Dieciséis años después de levantar su primera Copa del Mundo en Sudáfrica 2010, la selección española volvió a lo más alto del fútbol internacional al conquistar su segunda estrella en apenas su segunda final mundialista, consolidándose como la selección más dominante de la era moderna.
Desde el Mundial de Corea del Sur y Japón 2002, torneo en el que Brasil obtuvo su quinto campeonato, únicamente España logró conquistar el máximo trofeo en dos ocasiones. Durante ese período, Francia disputó tres finales mundialistas (2006, 2018 y 2022), mientras que Alemania alcanzó dos (2002 y 2014). Italia, Países Bajos y Croacia también llegaron a una final en este siglo.
Con este nuevo campeonato, España suma cinco finales en grandes competiciones internacionales durante el siglo XXI: dos Copas del Mundo y tres Eurocopas. Argentina, por su parte, acumula nueve finales entre Mundiales y Copas América, mientras que Brasil registra cinco y Francia cuatro.

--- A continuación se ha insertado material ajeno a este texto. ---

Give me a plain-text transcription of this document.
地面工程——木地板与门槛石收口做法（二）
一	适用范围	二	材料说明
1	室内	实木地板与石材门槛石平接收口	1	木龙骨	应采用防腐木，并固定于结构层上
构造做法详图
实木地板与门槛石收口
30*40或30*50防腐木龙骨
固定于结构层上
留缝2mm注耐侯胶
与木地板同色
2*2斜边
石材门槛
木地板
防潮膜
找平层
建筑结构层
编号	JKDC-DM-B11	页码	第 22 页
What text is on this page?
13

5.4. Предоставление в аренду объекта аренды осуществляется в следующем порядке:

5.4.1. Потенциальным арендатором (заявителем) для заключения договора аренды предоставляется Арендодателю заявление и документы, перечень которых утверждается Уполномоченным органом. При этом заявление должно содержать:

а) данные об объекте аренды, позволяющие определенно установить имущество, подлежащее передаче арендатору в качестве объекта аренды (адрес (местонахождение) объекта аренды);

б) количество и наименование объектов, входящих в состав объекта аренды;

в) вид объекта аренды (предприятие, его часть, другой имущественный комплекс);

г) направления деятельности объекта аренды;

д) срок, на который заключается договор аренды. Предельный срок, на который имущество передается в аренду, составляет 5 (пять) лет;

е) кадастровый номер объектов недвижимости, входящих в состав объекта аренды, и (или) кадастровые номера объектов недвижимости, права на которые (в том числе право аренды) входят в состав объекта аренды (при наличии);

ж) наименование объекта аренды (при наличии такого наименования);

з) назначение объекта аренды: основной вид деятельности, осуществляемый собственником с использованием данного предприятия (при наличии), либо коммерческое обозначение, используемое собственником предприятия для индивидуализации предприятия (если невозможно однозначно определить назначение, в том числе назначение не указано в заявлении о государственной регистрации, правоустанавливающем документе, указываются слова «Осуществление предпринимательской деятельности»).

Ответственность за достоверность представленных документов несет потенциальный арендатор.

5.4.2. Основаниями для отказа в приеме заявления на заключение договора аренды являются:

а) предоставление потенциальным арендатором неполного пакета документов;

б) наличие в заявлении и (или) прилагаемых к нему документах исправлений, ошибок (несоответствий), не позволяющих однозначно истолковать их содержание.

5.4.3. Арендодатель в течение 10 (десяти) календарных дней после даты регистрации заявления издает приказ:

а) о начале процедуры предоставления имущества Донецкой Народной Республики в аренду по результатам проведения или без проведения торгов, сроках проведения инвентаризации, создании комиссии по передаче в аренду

El título también confirma la hegemonía reciente de la Roja, que enlaza una Eurocopa con una Copa del Mundo, una hazaña que ya había conseguido entre 2008 y 2010. Además, esta fue su cuarta final por un título en los últimos cuatro años, tras disputar las finales de la Liga de Naciones en 2023 y 2025.
La victoria impidió que Argentina consiguiera el bicampeonato mundial consecutivo, un logro reservado hasta ahora únicamente para Italia, campeona en 1934 y 1938, y Brasil, que levantó el trofeo en 1958 y 1962.

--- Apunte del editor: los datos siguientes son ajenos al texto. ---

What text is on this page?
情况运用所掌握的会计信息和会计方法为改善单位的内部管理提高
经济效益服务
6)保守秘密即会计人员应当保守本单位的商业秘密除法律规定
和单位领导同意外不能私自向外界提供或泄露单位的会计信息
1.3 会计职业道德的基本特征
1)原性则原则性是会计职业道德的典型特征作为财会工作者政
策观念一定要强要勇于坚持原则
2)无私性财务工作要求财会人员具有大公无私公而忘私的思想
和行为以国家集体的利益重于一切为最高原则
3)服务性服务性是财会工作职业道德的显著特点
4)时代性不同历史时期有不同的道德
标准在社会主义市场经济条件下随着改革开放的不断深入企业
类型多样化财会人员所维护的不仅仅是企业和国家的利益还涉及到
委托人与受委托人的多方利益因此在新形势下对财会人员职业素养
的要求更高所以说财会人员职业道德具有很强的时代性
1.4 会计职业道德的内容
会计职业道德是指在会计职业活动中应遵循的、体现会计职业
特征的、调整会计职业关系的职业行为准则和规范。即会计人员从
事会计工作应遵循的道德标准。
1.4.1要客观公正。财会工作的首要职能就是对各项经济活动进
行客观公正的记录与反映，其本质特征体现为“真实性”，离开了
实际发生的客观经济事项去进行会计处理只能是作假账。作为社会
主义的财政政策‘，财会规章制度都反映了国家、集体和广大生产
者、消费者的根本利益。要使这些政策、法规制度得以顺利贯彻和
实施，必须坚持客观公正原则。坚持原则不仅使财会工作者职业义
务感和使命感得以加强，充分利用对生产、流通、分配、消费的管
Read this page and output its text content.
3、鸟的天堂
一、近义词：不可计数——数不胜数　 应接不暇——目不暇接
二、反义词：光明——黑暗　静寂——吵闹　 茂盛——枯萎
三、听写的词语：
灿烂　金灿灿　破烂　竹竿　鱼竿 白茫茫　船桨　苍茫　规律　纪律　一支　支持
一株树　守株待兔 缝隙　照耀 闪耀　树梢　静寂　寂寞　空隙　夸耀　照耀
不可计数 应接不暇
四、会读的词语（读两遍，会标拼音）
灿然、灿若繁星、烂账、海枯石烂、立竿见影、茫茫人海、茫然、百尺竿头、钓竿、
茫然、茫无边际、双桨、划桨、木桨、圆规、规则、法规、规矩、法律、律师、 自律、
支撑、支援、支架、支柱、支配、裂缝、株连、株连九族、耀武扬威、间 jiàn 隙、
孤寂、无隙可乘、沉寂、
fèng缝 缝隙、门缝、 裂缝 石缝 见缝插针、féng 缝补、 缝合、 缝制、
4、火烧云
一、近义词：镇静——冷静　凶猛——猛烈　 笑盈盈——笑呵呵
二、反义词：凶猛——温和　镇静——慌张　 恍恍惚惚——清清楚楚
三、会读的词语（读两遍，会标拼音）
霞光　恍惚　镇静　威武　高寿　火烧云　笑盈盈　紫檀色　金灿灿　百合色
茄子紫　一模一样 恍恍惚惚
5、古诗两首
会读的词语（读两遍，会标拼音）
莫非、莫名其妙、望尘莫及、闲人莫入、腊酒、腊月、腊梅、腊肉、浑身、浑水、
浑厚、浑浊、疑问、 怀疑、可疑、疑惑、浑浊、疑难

Con su triunfo en el MetLife Stadium, España también completa un ciclo histórico al reunir simultáneamente los principales títulos del fútbol internacional. Actualmente es campeona del mundo en la categoría masculina, campeona mundial femenina y vigente campeona olímpica tras conquistar la medalla de oro en los Juegos Olímpicos de París 2024.
El nuevo título reafirma el momento estelar del fútbol español y fortalece el legado de una generación que volvió a colocar a la selección entre las grandes potencias del deporte, consolidando un dominio que marca una época en las competiciones internacionales.